Across Sub-Saharan Africa, amongst the rural class, villages are completely thrown off when a child shows signs of autism. This has led to a problem in countries such as Cameroon, Nigeria, Ghana, Malawi, and Uganda where villagers consider children who are showing autistic symptoms to be witches.
Children with autism who are written off as witches often face torture and in some cases death because of their behavior. Churches organize meetings and rituals in attempts to exorcise them. These communities do not have a grasp on scientific understanding or research, so they chalk up a child’s behavior to something extraordinary or out of this world. They then penalize the children for it out of fear that they will bring destruction into their homes.

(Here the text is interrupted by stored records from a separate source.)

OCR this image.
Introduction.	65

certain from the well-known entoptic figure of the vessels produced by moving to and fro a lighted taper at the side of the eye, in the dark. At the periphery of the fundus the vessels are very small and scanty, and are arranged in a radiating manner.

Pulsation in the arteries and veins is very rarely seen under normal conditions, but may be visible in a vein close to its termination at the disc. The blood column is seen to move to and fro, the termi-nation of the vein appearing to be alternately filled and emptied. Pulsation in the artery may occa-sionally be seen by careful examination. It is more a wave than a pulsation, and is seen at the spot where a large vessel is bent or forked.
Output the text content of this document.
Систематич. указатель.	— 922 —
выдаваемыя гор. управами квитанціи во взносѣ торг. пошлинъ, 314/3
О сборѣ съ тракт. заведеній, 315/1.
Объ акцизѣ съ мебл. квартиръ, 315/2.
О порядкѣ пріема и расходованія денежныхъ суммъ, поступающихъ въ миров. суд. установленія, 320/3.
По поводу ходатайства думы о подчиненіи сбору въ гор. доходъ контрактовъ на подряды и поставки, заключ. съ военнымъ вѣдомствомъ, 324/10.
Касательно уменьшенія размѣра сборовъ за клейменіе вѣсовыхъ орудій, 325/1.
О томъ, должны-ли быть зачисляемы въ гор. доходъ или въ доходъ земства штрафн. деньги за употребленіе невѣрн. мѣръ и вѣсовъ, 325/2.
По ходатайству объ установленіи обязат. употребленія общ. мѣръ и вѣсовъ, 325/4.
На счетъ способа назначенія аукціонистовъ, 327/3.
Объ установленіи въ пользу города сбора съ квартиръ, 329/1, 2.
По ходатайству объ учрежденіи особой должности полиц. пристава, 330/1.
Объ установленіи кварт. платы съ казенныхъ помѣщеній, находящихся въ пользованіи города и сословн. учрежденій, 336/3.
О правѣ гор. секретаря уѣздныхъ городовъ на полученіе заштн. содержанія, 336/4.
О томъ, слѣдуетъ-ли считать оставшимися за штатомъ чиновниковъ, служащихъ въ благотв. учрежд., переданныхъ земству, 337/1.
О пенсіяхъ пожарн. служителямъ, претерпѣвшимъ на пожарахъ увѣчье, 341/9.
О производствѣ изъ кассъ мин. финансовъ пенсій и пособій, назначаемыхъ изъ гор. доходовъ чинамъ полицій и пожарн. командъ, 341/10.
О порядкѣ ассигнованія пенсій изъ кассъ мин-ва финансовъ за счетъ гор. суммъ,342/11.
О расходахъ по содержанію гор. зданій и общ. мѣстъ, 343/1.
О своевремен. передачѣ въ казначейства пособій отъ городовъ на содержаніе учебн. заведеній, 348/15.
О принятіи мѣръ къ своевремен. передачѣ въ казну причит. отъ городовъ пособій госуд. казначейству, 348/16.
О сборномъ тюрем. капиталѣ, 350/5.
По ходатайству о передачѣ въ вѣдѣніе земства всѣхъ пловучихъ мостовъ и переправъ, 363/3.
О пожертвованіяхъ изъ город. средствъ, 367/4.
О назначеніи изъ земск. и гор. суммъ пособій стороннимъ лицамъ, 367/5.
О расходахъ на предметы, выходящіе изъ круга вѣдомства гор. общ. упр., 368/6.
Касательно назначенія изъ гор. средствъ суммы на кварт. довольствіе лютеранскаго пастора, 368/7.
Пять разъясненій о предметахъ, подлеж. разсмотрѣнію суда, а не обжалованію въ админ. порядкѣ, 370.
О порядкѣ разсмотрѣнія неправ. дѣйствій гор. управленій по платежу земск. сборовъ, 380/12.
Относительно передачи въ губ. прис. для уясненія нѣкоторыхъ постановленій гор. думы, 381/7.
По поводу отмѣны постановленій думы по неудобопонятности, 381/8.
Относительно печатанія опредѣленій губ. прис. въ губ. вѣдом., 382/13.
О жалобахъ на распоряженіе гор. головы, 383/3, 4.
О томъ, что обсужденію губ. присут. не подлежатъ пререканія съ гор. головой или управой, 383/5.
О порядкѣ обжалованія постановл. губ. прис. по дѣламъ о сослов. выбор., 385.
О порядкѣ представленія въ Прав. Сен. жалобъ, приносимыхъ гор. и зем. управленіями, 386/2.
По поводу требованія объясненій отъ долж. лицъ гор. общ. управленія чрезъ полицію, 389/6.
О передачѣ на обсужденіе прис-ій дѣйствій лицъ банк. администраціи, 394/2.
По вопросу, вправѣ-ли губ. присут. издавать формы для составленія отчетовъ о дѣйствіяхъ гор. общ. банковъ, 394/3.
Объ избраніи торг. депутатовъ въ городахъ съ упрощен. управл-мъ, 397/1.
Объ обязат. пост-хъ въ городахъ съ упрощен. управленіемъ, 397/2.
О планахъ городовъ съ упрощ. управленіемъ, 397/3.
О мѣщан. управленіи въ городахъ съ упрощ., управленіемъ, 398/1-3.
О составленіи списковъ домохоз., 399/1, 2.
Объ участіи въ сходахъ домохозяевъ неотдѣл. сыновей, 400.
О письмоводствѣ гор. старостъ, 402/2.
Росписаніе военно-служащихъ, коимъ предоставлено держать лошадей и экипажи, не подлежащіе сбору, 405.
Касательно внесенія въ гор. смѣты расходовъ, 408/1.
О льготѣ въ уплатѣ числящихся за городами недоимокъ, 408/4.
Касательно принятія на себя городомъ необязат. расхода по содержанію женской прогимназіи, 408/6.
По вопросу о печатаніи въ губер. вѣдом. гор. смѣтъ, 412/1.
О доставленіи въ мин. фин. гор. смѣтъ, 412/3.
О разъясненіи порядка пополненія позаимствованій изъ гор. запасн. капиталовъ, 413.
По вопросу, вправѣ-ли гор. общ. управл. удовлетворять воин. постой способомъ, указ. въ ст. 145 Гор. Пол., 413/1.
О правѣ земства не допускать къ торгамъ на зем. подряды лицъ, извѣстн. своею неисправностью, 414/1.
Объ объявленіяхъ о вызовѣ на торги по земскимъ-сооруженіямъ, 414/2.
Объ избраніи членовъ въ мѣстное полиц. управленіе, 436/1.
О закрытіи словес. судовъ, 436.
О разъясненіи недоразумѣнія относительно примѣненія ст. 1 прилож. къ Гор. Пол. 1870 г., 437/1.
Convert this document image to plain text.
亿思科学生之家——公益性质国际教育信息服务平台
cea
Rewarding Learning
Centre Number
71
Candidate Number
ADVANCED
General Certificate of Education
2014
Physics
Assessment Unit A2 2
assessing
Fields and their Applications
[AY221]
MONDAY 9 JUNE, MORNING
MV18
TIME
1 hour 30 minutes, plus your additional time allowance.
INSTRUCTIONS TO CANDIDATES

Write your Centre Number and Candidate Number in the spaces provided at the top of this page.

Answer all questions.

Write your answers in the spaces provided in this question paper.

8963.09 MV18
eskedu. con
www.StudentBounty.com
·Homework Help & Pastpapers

Belief in witchcraft is predominant amongst the rural class in these countries, and often in the most underprivileged areas. Children with autism aren’t the only ones who fall into the category however; something as simple as having asthma could have a child branded as a witch. Other common symptoms that lead to children being ostracized are: crying throughout the night, showing aggression towards others, and having severe tantrums. What makes it so much more difficult for these children is how much a child needs a loving family throughout their lives to progress and work on their everyday skills.